Deutsche Welle : Sebagai orang yang
membidani orde baru apakah anda menyesal?
Rahman Tolleng : Saya tidak bisa dikatakan
pendukung orde baru, ya saya ikut menegakkan tetapi dengan konsep yang berbeda.
Konsep saya ingin membentuk organisasi politik menjadi partai modern, ideologis
dan disiplin. Tapi yang berjalan kan konsepnya Soeharto. Saya gagal, saya kalah
dalam banyak hal: misalnya dulu saya juga mengidamkan terjadinya dwi partai,
sebuah partai pemerintah yang dipimpin oleh Soeharto dan partai-partai lama
dibiarkan menjadi sebuah partai oposisi. Ide ini saya lemparkan melalui Ali
Moertopo (Asisten Pribadi Presiden Soeharto-red), tapi Soeharto menolak.
DW : Ketika melontarkan ide ini, apakah
anda dan kawan-kawan yang ingin memperbaharui Golkar mendapat cukup dukungan
dari dalam?
Rahman Tolleng : Pada awalnya kami mendapat
dukungan. Konsep itu saya lempar saat mewakili Golkar dalam pertemuan yang
dihadiri Bakin, Golkar, ABRI. Saat itu saya uraikan bahwa Golkar ibarat satelit
yang butuh bantuan agar bisa meluncur. Apa boleh buat bantuan ini berupa ABRI
dan Birokrasi sebagai alat peluncur. Tapi kan seharusnya alat peluncur tidak
ikut terus menerus. Saat satelit sudah berada di orbit, alat bantu itu harus
dilepaskan: ABRI lepas, birokrasi juga lepas, agar Golkar menjadi partai
politik modern. Tapi Jenderal Maraden Panggabean (Wakil Panglima AD-red) dalam sebuah
kesempatan lain menanggapi ide itu dengan mengatakan: di sini ada orang-orang
yang ingin memisahkan markas Golkar dari markas ABRI, dan ingin membuat markas
sendiri. Karena itu kita harus berhati-hati.
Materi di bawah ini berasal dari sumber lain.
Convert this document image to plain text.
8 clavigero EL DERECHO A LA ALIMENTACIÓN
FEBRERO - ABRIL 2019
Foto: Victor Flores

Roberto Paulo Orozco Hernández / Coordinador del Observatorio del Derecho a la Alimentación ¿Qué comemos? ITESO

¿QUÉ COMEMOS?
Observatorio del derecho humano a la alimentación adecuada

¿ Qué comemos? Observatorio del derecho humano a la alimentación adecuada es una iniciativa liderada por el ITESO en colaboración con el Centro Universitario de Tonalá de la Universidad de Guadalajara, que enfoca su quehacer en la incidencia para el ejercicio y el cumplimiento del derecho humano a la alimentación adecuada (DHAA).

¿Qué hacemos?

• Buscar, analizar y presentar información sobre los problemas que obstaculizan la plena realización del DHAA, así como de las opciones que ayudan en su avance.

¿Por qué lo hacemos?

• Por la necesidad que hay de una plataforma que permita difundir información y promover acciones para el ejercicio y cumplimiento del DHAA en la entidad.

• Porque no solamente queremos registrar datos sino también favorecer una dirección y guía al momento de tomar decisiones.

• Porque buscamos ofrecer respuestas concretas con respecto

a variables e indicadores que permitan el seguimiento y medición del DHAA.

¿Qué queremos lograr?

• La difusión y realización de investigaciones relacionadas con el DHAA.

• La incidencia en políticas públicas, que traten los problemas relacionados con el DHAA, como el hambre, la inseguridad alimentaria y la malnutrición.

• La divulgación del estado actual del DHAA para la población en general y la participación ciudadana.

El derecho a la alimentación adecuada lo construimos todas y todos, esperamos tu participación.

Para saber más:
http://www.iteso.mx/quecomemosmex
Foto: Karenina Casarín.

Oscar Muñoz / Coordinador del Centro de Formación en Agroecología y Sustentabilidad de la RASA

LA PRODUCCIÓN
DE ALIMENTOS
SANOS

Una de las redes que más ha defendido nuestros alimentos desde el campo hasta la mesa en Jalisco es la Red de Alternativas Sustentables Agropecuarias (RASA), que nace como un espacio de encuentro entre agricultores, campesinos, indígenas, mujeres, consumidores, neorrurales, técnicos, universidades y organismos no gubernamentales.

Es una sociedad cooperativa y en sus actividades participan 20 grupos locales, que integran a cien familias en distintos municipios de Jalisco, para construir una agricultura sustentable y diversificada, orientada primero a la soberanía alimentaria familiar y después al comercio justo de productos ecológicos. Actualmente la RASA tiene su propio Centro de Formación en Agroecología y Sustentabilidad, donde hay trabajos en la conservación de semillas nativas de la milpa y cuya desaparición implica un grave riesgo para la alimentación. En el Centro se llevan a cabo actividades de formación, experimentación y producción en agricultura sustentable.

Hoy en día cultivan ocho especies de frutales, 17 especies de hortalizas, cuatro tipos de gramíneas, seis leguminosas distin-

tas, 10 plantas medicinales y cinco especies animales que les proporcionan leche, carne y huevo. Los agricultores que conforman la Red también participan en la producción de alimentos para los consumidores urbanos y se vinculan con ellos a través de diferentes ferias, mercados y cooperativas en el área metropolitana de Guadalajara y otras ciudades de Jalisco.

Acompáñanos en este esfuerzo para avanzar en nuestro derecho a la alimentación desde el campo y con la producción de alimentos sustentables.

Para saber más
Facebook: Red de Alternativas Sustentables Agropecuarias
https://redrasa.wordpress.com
Saat itu, semua orang yang
mengerti langsung melihat ke arah kami. Wah, kita sudah hancur lagi di situ…
DW : Siapa yang
paling keras menghantam ide pembaharuan anda ketika itu?
Rahman Tolleng : Ini juga diwarnai persaingan antar
para Jenderal. Jadi itu konflik mereka, tapi konflik itu menggunakan atau
menjadikan sasaran orang-orang seperti saya. Waktu itu ada Forum Jenderal, yang
sebenarnya lebih banyak dipakai untuk menghantam Ali Moertopo dan Sudjono
Humardani (Keduanya adalah Aspri Soeharto-red). Pada suatu ketika sehabis
pertemuan Forum Jenderal, Ali Moertopo minta kami ngumpul, ia bilang ada
sesuatu yang penting. Ali Moertopo menerangkan bahwa dia baru diserang
habis-habisan karena dituduh menampung PSI (Partai Sosialis Indonesia-red). Ali
Moertopo bilang bahwa ia dalam forum itu mengaku memang menampung PSI, tapi PSI
yang baik. Bahkan dia balik menyerang para Jenderal lainnya yang juga menampung
PSI yang justru beroposisi kepada pemerintah.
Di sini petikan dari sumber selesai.